My office in those days was right across the way, a fine venue if you enjoyed going on sudden holiday. Because the global organization attracted many disgruntled crackpots, who would gather en masse along Manhattan's First Avenue to hoot and jeer at the many disgruntled crackpot dictators gliding by in their glistening stretches.
On sunny days you hoped for a major donnybrook — the latest Haitian strongman was always good for an afternoon off — because the cops would tell us to close early on the chance our plate-glass window would be transformed into jagged-edge stardust.
But when the president of the United States came to town, things really clamped down. One year, several of us gathered at an office window to see if we could sneak a peek at Reagan's arrival. We cracked open a casemate to look across the avenue — straight into the binoculars of an agitated man in a black suit and shades, hollering into a walkie-talkie. Police arrived to shoo us from the window, forthwith.
But that was nothing compared to the Hunan Chicken Incident.
The product of a wondrous Chinese beanery near where I worked, it was as breathtakingly simple as it was magnificent in taste. After a decade in the Southland, I have yet to find its equal hereabouts.
Even now, my taste buds rumba in recollection: succulent slices of white meat in generous supply, topped by a spicy brown sauce, interspersed with tender shards of red peppers and crisp broccoli florets, married to a pint of white rice stickier than a county sheriff's digits.
There aren't many things worth shedding blood for, but back then I'd mess you up good if you got in the way of my Hunan chicken. It was something I could only afford on payday — a fortnightly occurrence that ranked as a minor religious experience during my days as a slightly impoverished boulevardier.
On this particular occasion, the eagle screamed when Reagan was in town. Experience taught that the lunch order would have to be called in for early delivery, before a presidential paramilitary cordon fell upon the neighborhood.
But as high noon came and went, I feared for the fate of my meal. A rolling blockade heralded Reagan regnant, but there was no call from the reception desk heralding any chicken. This spelled disaster. Not only was I lunchless, there was no way to get out and find another repast while the heat was on.
It was about 1:45 p.m. when the receptionist rang to say, "You, uh, better come down here."

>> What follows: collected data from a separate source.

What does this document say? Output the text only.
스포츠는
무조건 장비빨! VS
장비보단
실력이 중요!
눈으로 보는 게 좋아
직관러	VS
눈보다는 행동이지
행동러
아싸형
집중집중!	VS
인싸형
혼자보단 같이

I adjourned to the lobby to find a Secret Serviceman, a New York City detective, two patrolmen and an anxious Chinese deliveryman who was the focus of their undivided attention. Not to mention several pointed questions.
What was he doing on the block after it had been sealed? Who was he coming to see? Oh yeah, and what was in the bag?

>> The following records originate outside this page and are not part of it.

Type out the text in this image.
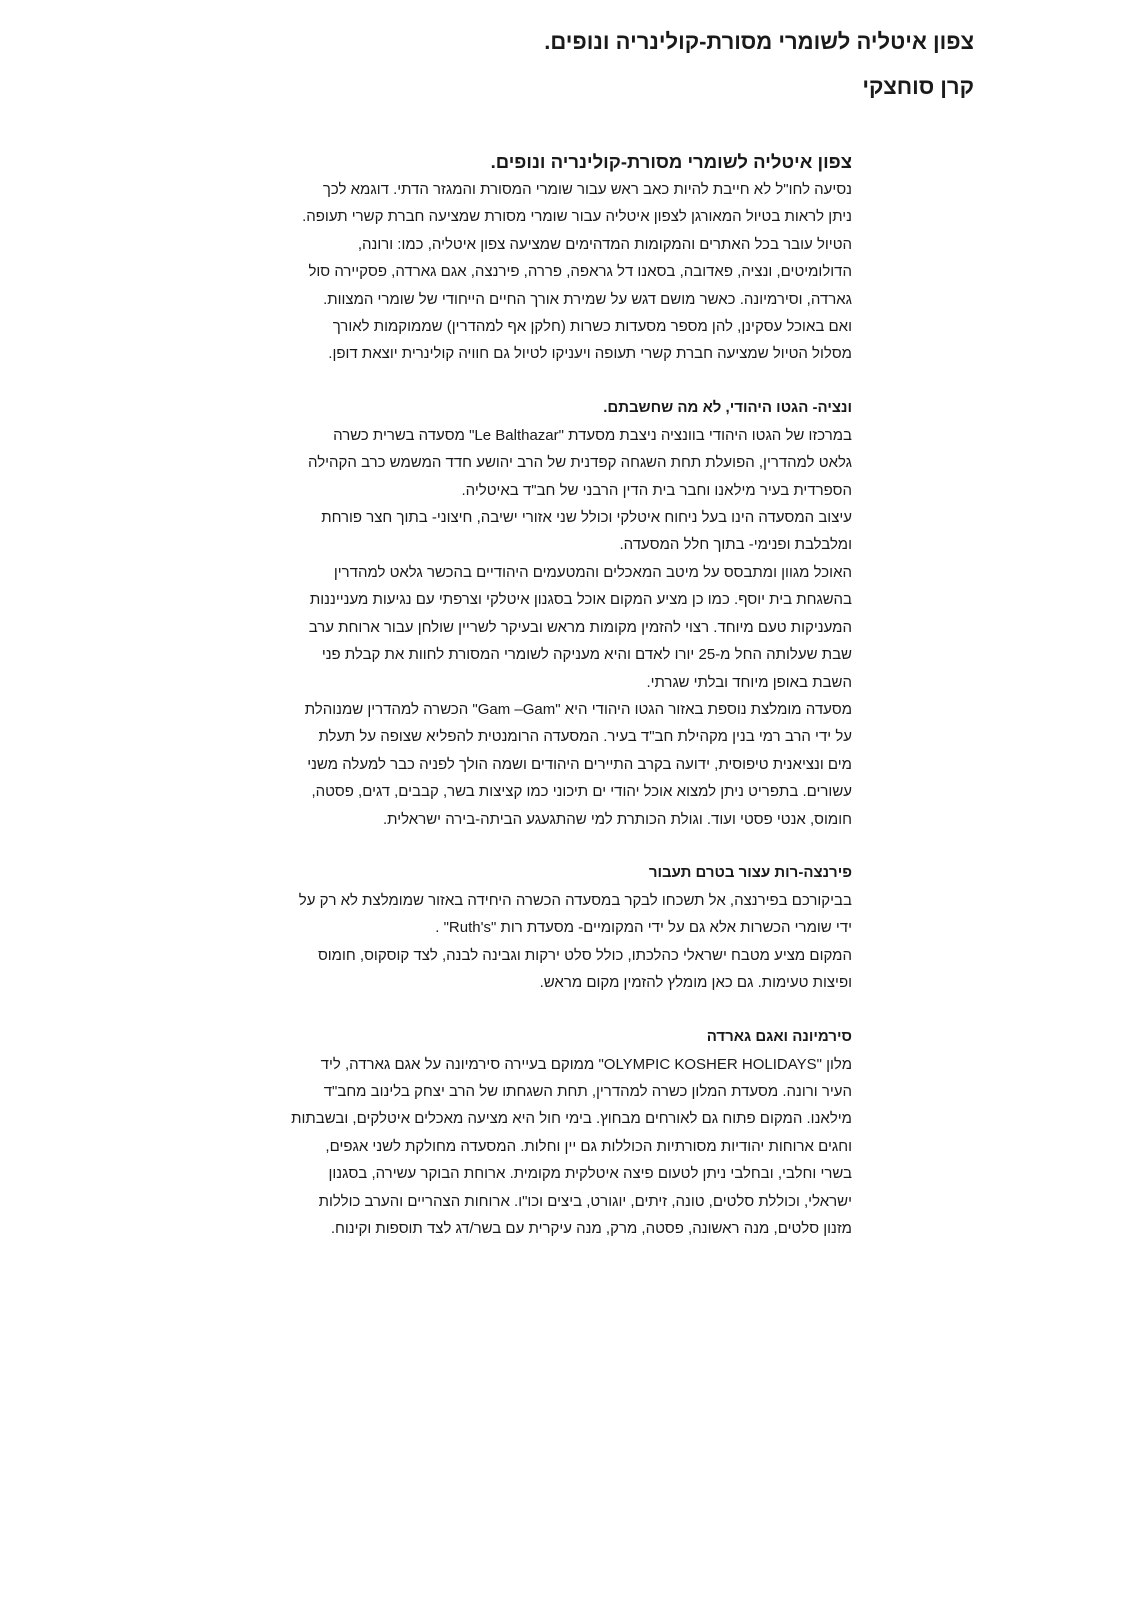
צפון איטליה לשומרי מסורת-קולינריה ונופים.
קרן סוחצקי
צפון איטליה לשומרי מסורת-קולינריה ונופים.
נסיעה לחו"ל לא חייבת להיות כאב ראש עבור שומרי המסורת והמגזר הדתי. דוגמא לכך
ניתן לראות בטיול המאורגן לצפון איטליה עבור שומרי מסורת שמציעה חברת קשרי תעופה.
הטיול עובר בכל האתרים והמקומות המדהימים שמציעה צפון איטליה, כמו: ורונה,
הדולומיטים, ונציה, פאדובה, בסאנו דל גראפה, פררה, פירנצה, אגם גארדה, פסקיירה סול
גארדה, וסירמיונה. כאשר מושם דגש על שמירת אורך החיים הייחודי של שומרי המצוות.
ואם באוכל עסקינן, להן מספר מסעדות כשרות (חלקן אף למהדרין) שממוקמות לאורך
מסלול הטיול שמציעה חברת קשרי תעופה ויעניקו לטיול גם חוויה קולינרית יוצאת דופן.
ונציה- הגטו היהודי, לא מה שחשבתם.
במרכזו של הגטו היהודי בוונציה ניצבת מסעדת "Le Balthazar" מסעדה בשרית כשרה
גלאט למהדרין, הפועלת תחת השגחה קפדנית של הרב יהושע חדד המשמש כרב הקהילה
הספרדית בעיר מילאנו וחבר בית הדין הרבני של חב"ד באיטליה.
עיצוב המסעדה הינו בעל ניחוח איטלקי וכולל שני אזורי ישיבה, חיצוני- בתוך חצר פורחת
ומלבלבת ופנימי- בתוך חלל המסעדה.
האוכל מגוון ומתבסס על מיטב המאכלים והמטעמים היהודיים בהכשר גלאט למהדרין
בהשגחת בית יוסף. כמו כן מציע המקום אוכל בסגנון איטלקי וצרפתי עם נגיעות מענייננות
המעניקות טעם מיוחד. רצוי להזמין מקומות מראש ובעיקר לשריין שולחן עבור ארוחת ערב
שבת שעלותה החל מ-25 יורו לאדם והיא מעניקה לשומרי המסורת לחוות את קבלת פני
השבת באופן מיוחד ובלתי שגרתי.
מסעדה מומלצת נוספת באזור הגטו היהודי היא "Gam –Gam" הכשרה למהדרין שמנוהלת
על ידי הרב רמי בנין מקהילת חב"ד בעיר. המסעדה הרומנטית להפליא שצופה על תעלת
מים ונציאנית טיפוסית, ידועה בקרב התיירים היהודים ושמה הולך לפניה כבר למעלה משני
עשורים. בתפריט ניתן למצוא אוכל יהודי ים תיכוני כמו קציצות בשר, קבבים, דגים, פסטה,
חומוס, אנטי פסטי ועוד. וגולת הכותרת למי שהתגעגע הביתה-בירה ישראלית.
פירנצה-רות עצור בטרם תעבור
בביקורכם בפירנצה, אל תשכחו לבקר במסעדה הכשרה היחידה באזור שמומלצת לא רק על
ידי שומרי הכשרות אלא גם על ידי המקומיים- מסעדת רות "Ruth's" .
המקום מציע מטבח ישראלי כהלכתו, כולל סלט ירקות וגבינה לבנה, לצד קוסקוס, חומוס
ופיצות טעימות. גם כאן מומלץ להזמין מקום מראש.
סירמיונה ואגם גארדה
מלון "OLYMPIC KOSHER HOLIDAYS" ממוקם בעיירה סירמיונה על אגם גארדה, ליד
העיר ורונה. מסעדת המלון כשרה למהדרין, תחת השגחתו של הרב יצחק בלינוב מחב"ד
מילאנו. המקום פתוח גם לאורחים מבחוץ. בימי חול היא מציעה מאכלים איטלקים, ובשבתות
וחגים ארוחות יהודיות מסורתיות הכוללות גם יין וחלות. המסעדה מחולקת לשני אגפים,
בשרי וחלבי, ובחלבי ניתן לטעום פיצה איטלקית מקומית. ארוחת הבוקר עשירה, בסגנון
ישראלי, וכוללת סלטים, טונה, זיתים, יוגורט, ביצים וכו"ו. ארוחות הצהריים והערב כוללות
מזנון סלטים, מנה ראשונה, פסטה, מרק, מנה עיקרית עם בשר/דג לצד תוספות וקינוח.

What little English the man knew deserted him in the face of such official bonhomie. A Chinese-American colleague was found to interpret; turned out the intrepid deliverer was already on the street when the gendarmes sealed it. He was just going from one office building within the block to another — mine — at the time he came to the attention of law enforcement.
The lunch was taken out for public inspection, although fears that Secret Service agents would wrestle my chicken to the ground proved groundless. Later that afternoon, I went out and waved goodbye to the Gipper. But something was missing.
One of those cops took my fortune cookie.
Glen Slattery, who lives in Alpharetta, advises us that this column has no MSG.